The Resumption of True Nature

While you are continuing this practice, week after week, year after year, your experience will become deeper and deeper, and your experience will cover everything you do in your everyday life. The most important thing is to forget all gaining ideas, all dualistic ideas. In other words, just practice zazen in a certain posture. Do not think about anything. Just remain on your cushion without expecting anything. Then eventually you will resume your own true nature. That is to say, your own true nature resumes itself. - Shunryu Suzuki in Zen Mind, Beginner's Mind.

Day 302. Wow. December. Hard to believe. February of this year sometimes feels a heartbeat away, and sometimes a lifetime ago. Like I've traveled around the cosmos, and like I never left my cushion. Like everything has changed, and nothing has budged. Like I'm a totally new person, and like I am the quintessential original me. Zen is so weird.
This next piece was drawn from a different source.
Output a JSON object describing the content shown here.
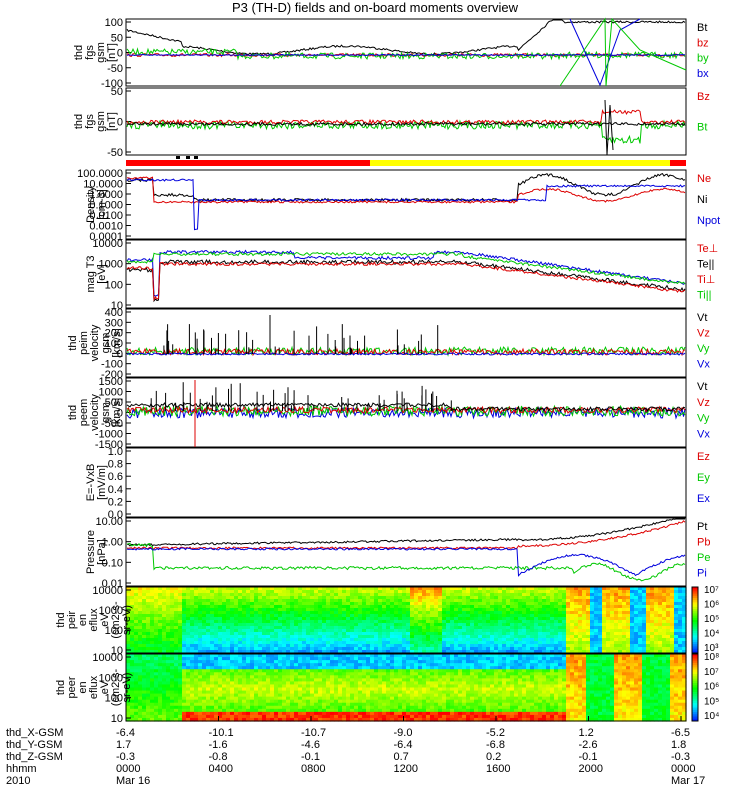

Sometimes I indulge my ego the teeniest bit and actually read the advertisements that pop up when I first go to my blog site. The ones giving advice on how to fancy up the appearance of my blog, how to increase readership, etc. I hog tie my ego with a good strong toss of my lasso, and never consider actually implementing any of the suggestions. Besides, I know what it would take to increase my readership. I would need to write blogs with titles such as "Zen and the Art of Multiple Orgasms." Or "Using Zen to Predict the Stock Market," or "Buddhist Principles for Effective Government." But no. I shall stick to my modest descriptions of chronic cushion sitting. Gassho to the brave troopers and fellow cushion sitters who continue to read this stuff.
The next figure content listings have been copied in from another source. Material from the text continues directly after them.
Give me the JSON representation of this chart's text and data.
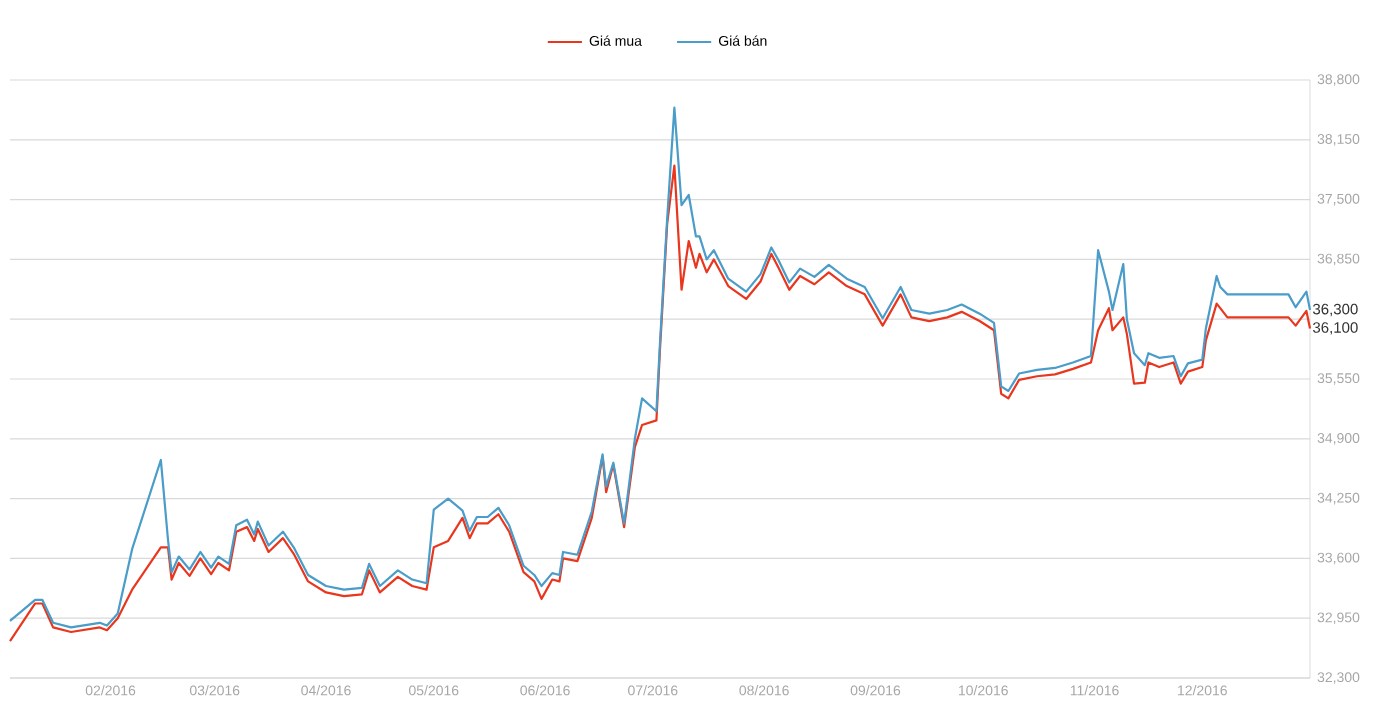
{
  "chart_data": {
    "type": "line",
    "x": [
      "2016-01-04",
      "2016-01-11",
      "2016-01-13",
      "2016-01-16",
      "2016-01-21",
      "2016-01-29",
      "2016-01-31",
      "2016-02-03",
      "2016-02-07",
      "2016-02-15",
      "2016-02-17",
      "2016-02-18",
      "2016-02-20",
      "2016-02-23",
      "2016-02-26",
      "2016-02-29",
      "2016-03-02",
      "2016-03-05",
      "2016-03-07",
      "2016-03-10",
      "2016-03-12",
      "2016-03-13",
      "2016-03-16",
      "2016-03-20",
      "2016-03-23",
      "2016-03-27",
      "2016-04-01",
      "2016-04-06",
      "2016-04-11",
      "2016-04-13",
      "2016-04-16",
      "2016-04-21",
      "2016-04-25",
      "2016-04-29",
      "2016-05-01",
      "2016-05-05",
      "2016-05-09",
      "2016-05-11",
      "2016-05-13",
      "2016-05-16",
      "2016-05-19",
      "2016-05-22",
      "2016-05-26",
      "2016-05-29",
      "2016-05-31",
      "2016-06-03",
      "2016-06-05",
      "2016-06-06",
      "2016-06-10",
      "2016-06-14",
      "2016-06-17",
      "2016-06-18",
      "2016-06-20",
      "2016-06-23",
      "2016-06-26",
      "2016-06-28",
      "2016-07-02",
      "2016-07-03",
      "2016-07-05",
      "2016-07-07",
      "2016-07-09",
      "2016-07-11",
      "2016-07-13",
      "2016-07-14",
      "2016-07-16",
      "2016-07-18",
      "2016-07-22",
      "2016-07-27",
      "2016-07-31",
      "2016-08-03",
      "2016-08-05",
      "2016-08-08",
      "2016-08-11",
      "2016-08-15",
      "2016-08-19",
      "2016-08-24",
      "2016-08-29",
      "2016-09-03",
      "2016-09-08",
      "2016-09-11",
      "2016-09-16",
      "2016-09-21",
      "2016-09-25",
      "2016-09-30",
      "2016-10-04",
      "2016-10-06",
      "2016-10-08",
      "2016-10-11",
      "2016-10-16",
      "2016-10-21",
      "2016-10-26",
      "2016-10-31",
      "2016-11-02",
      "2016-11-05",
      "2016-11-06",
      "2016-11-09",
      "2016-11-10",
      "2016-11-12",
      "2016-11-15",
      "2016-11-16",
      "2016-11-19",
      "2016-11-23",
      "2016-11-25",
      "2016-11-27",
      "2016-12-01",
      "2016-12-02",
      "2016-12-05",
      "2016-12-06",
      "2016-12-08",
      "2016-12-25",
      "2016-12-27",
      "2016-12-30",
      "2016-12-31"
    ],
    "series": [
      {
        "name": "Giá mua",
        "color": "#e8371e",
        "values": [
          32700,
          33110,
          33110,
          32850,
          32800,
          32850,
          32820,
          32950,
          33260,
          33720,
          33720,
          33370,
          33550,
          33410,
          33600,
          33430,
          33550,
          33470,
          33890,
          33940,
          33790,
          33920,
          33670,
          33820,
          33650,
          33350,
          33230,
          33190,
          33210,
          33470,
          33230,
          33400,
          33300,
          33260,
          33720,
          33790,
          34040,
          33820,
          33980,
          33980,
          34080,
          33890,
          33450,
          33350,
          33160,
          33370,
          33350,
          33600,
          33570,
          34040,
          34710,
          34320,
          34620,
          33940,
          34810,
          35050,
          35100,
          35880,
          37240,
          37870,
          36520,
          37050,
          36760,
          36910,
          36710,
          36850,
          36560,
          36420,
          36610,
          36910,
          36760,
          36520,
          36670,
          36580,
          36710,
          36560,
          36470,
          36130,
          36470,
          36220,
          36180,
          36220,
          36280,
          36180,
          36080,
          35390,
          35340,
          35540,
          35580,
          35600,
          35660,
          35730,
          36080,
          36320,
          36080,
          36220,
          36040,
          35500,
          35510,
          35730,
          35680,
          35730,
          35500,
          35630,
          35680,
          35970,
          36370,
          36320,
          36220,
          36220,
          36130,
          36290,
          36100
        ]
      },
      {
        "name": "Giá bán",
        "color": "#4a9cc9",
        "values": [
          32920,
          33150,
          33150,
          32900,
          32850,
          32900,
          32870,
          33000,
          33700,
          34670,
          33800,
          33450,
          33620,
          33480,
          33670,
          33500,
          33620,
          33540,
          33960,
          34020,
          33860,
          34000,
          33740,
          33890,
          33720,
          33420,
          33300,
          33260,
          33280,
          33540,
          33300,
          33470,
          33370,
          33330,
          34130,
          34250,
          34120,
          33900,
          34050,
          34050,
          34150,
          33960,
          33520,
          33420,
          33300,
          33440,
          33420,
          33670,
          33640,
          34110,
          34730,
          34380,
          34640,
          33980,
          34900,
          35340,
          35200,
          35950,
          37300,
          38500,
          37440,
          37550,
          37100,
          37100,
          36850,
          36950,
          36640,
          36500,
          36690,
          36980,
          36840,
          36600,
          36750,
          36660,
          36790,
          36640,
          36550,
          36210,
          36550,
          36300,
          36260,
          36300,
          36360,
          36260,
          36160,
          35470,
          35420,
          35610,
          35650,
          35670,
          35730,
          35800,
          36950,
          36500,
          36300,
          36800,
          36200,
          35830,
          35700,
          35830,
          35780,
          35800,
          35580,
          35720,
          35760,
          36100,
          36670,
          36550,
          36470,
          36470,
          36330,
          36500,
          36300
        ]
      }
    ],
    "xlim": [
      "2016-01-04",
      "2016-12-31"
    ],
    "xticks": [
      {
        "value": "2016-02-01",
        "label": "02/2016"
      },
      {
        "value": "2016-03-01",
        "label": "03/2016"
      },
      {
        "value": "2016-04-01",
        "label": "04/2016"
      },
      {
        "value": "2016-05-01",
        "label": "05/2016"
      },
      {
        "value": "2016-06-01",
        "label": "06/2016"
      },
      {
        "value": "2016-07-01",
        "label": "07/2016"
      },
      {
        "value": "2016-08-01",
        "label": "08/2016"
      },
      {
        "value": "2016-09-01",
        "label": "09/2016"
      },
      {
        "value": "2016-10-01",
        "label": "10/2016"
      },
      {
        "value": "2016-11-01",
        "label": "11/2016"
      },
      {
        "value": "2016-12-01",
        "label": "12/2016"
      }
    ],
    "ylim": [
      32300,
      38800
    ],
    "yticks": [
      {
        "value": 32300,
        "label": "32,300"
      },
      {
        "value": 32950,
        "label": "32,950"
      },
      {
        "value": 33600,
        "label": "33,600"
      },
      {
        "value": 34250,
        "label": "34,250"
      },
      {
        "value": 34900,
        "label": "34,900"
      },
      {
        "value": 35550,
        "label": "35,550"
      },
      {
        "value": 36200,
        "label": null
      },
      {
        "value": 36850,
        "label": "36,850"
      },
      {
        "value": 37500,
        "label": "37,500"
      },
      {
        "value": 38150,
        "label": "38,150"
      },
      {
        "value": 38800,
        "label": "38,800"
      }
    ],
    "annotations": [
      {
        "text": "36,300",
        "x": "2016-12-31",
        "y": 36300
      },
      {
        "text": "36,100",
        "x": "2016-12-31",
        "y": 36100
      }
    ],
    "grid": "y",
    "legend": "top",
    "marker": "none",
    "line_style": "solid"
  }
}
Speaking of modest descriptions, I have one for tonight. I am attempting to be increasingly mindful both on AND off my cushion. Like Suzuki Roshi points out, as zazen practice continues, it will begin to cover everything I do in my ordinary life. Today, I walked home for lunch to enjoy the sunshine and soak up a little dose of Vitamin D. On my way back to work (may I remind you, the total trek takes about 5 1/2 minutes), a few profound moments of zen descended upon me. I was on the sidewalk along Berry Road when I abruptly barged into the here-and-now. With my entire being. It was, literally, Just This! I felt my feet alternating between contact with the pavement and suspension in the air. I saw the leafless branches of recently disrobed trees gently swaying against a backdrop of feathery white streaks of cloud. I heard the vibrating purr of a scooter as it pulled out of the parking lot and headed north on Berry. The south breeze whispered across my cheek bones. Nothing more, and nothing less. Just This.

"Is this my own true nature?" my brain casually wondered. The thought vanished, and I felt the vastness of an emptied mind. Through some miracle of thoughtless, wordless awareness, "non-me" sensed that my own true nature -- the true nature of All -- had just resumed itself. Marvelous! Miraculous! Enlightenment in my office parking lot!

There is nothing more to say. I walked into the building and saw my next client. Had a tiny, flickering thought that went something like, "That was kinda cool," and a passing sense of poignancy that, so far, I don't dwell within my true nature for very long periods of time. Which saddens me a little, because True Nature ROCKS! That's okay. It is always there for (non) me. For all of us. Ready to resume itself.